DISTRICT COURT OF APPEAL OF THE STATE OF FLORIDA
FOURTH DISTRICT
JONATHAN LACUE,
Petitioner,
v.
STATE OF FLORIDA,
Respondent.
No. 4D21-1892
[December 15, 2021]
Petition alleging ineffective assistance of counsel to the Circuit Court
for the Seventeenth Judicial Circuit, Broward County; Tim Bailey, Judge;
L.T. Case No. 96-002302CF10B.
Jonathan Lacue, Wewahitchka, pro se.
Ashley Moody, Attorney General, Tallahassee, and Heidi L. Bettendorf,
Senior Assistant Attorney General, West Palm Beach, for respondent.
KLINGENSMITH, J.
Petitioner Jonathan Lacue timely filed a petition claiming ineffective
assistance of appellate counsel following his direct appeal from
resentencing. Lacue alleges that his appellate counsel failed to preserve
one error on direct appeal and failed to raise additional errors in a post-
conviction motion. The State argues that the trial court’s error in failing
to order a presentence investigation report (PSI) should not be addressed
in a Florida Rule of Criminal Procedure 3.800(b)(2) motion and otherwise
is harmless. For the reasons set forth below, we grant the petition and
remand for the trial court to resentence Lacue with the benefit of a PSI.
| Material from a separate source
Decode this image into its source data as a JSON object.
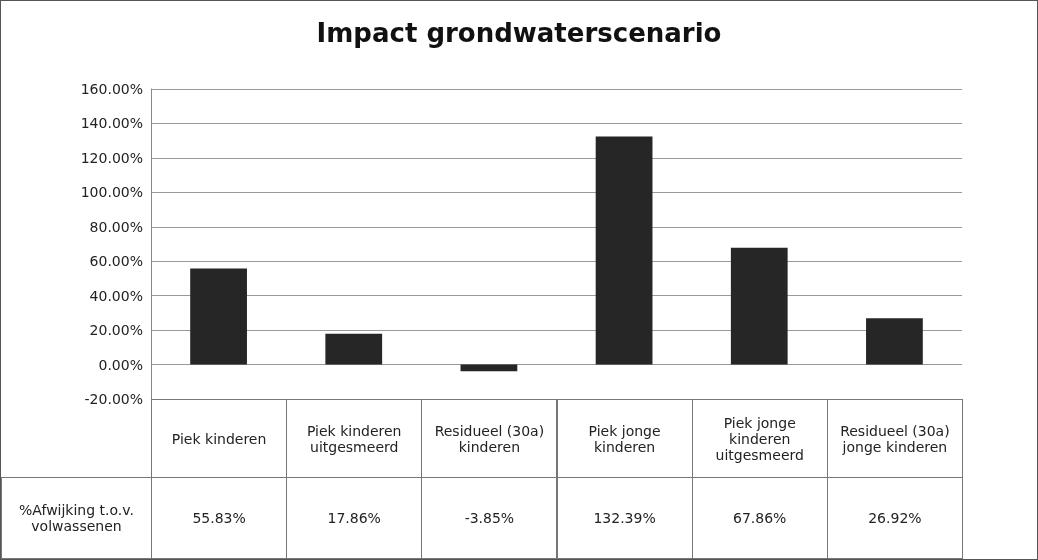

We also deny without comment all other claims raised in the petition.
In 1996, Lacue was convicted of first-degree murder and robbery with
a firearm for offenses committed shortly before he turned eighteen and was
sentenced to life in prison. In 2017, he was resentenced pursuant to Miller
v. Alabama,
567 U.S. 460 (2012), and the trial court reimposed a life
sentence. On direct appeal from this resentencing, appellate counsel
raised five issues. Our court remanded for the trial court to include a
provision for sentence review after twenty-five years and affirmed the other
four issues. Lacue v. State,
270 So. 3d 413 (Fla. 4th DCA 2019). This
petition follows.
A “habeas corpus petition presents a pure question of law subject to a
de novo standard of review.” Reeters v. Israel,
223 So. 3d 265, 266 (Fla.
4th DCA 2017). The standard of review for claims of ineffective assistance
of appellate counsel raised in habeas petitions “mirrors the Strickland
standard for trial counsel ineffectiveness.” Jones v. Moore,
794 So. 2d 579,
583 (Fla. 2001). To prove a claim of ineffective assistance of appellate
counsel through a habeas petition, a petitioner must prove
first, that appellate counsel’s performance was deficient
because “the alleged omissions are of such magnitude as to
constitute a serious error or substantial deficiency falling
measurably outside the range of professionally acceptable
performance” and second, that the petitioner was prejudiced
because appellate counsel’s deficiency “compromised the
appellate process to such a degree as to undermine confidence
in the correctness of the result.”
Rutherford v. Moore,
774 So. 2d 637, 643 (Fla. 2000) (quoting Thompson v.
State,
759 So. 2d 650, 660 (Fla. 2000)).
In this petition, Lacue alleges that his appellate counsel was ineffective
because Lacue was entitled to a PSI prior to resentencing. See White v.
State,
271 So. 3d 1023, 1026 (Fla. 4th DCA 2019). We have previously
found appellate counsel ineffective for not filing a rule 3.800(b)(2) motion
to preserve a trial court’s error in failing to consider a mandatory PSI.
Hernandez v. State,
137 So. 3d 542, 544–45 (Fla. 4th DCA 2014); see
Rodriguez v. State,
152 So. 3d 1290, 1291 (Fla. 4th DCA 2015).
The State makes two arguments against reversing Lacue’s sentence.
The State argues first, that this error is not cognizable in a rule 3.800(b)(2)
motion, and second, that the error is harmless because the trial court
considered similar sentencing factors pursuant to section 921.1401(2),
Florida Statutes (2015). However, we have previously considered and
rejected these arguments. See White, 271 So. 3d at 1026-27. Although
the State acknowledges that both White and Hernandez controlled the
lower court’s decision, it asks us to reconsider the holdings in those cases.
We decline to do so.
Accordingly, we grant this petition and remand for the trial court to
resentence Lacue with the benefit of a PSI. A new direct appeal is
unnecessary under these circumstances. See Anderson v. State,
988 So.
2
2d 144, 146 (Fla. 1st DCA 2008) (“[W]here a second appeal would be
redundant or unnecessary, it is appropriate to simply grant petitioner the
relief to which he would have been entitled had the issue been raised in
the original appeal.”). Lacue’s remaining claims are denied.
Petition granted in part, denied in part and remanded.
DAMOORGIAN and KUNTZ, JJ., concur.
* * *
Not final until disposition of timely filed motion for rehearing.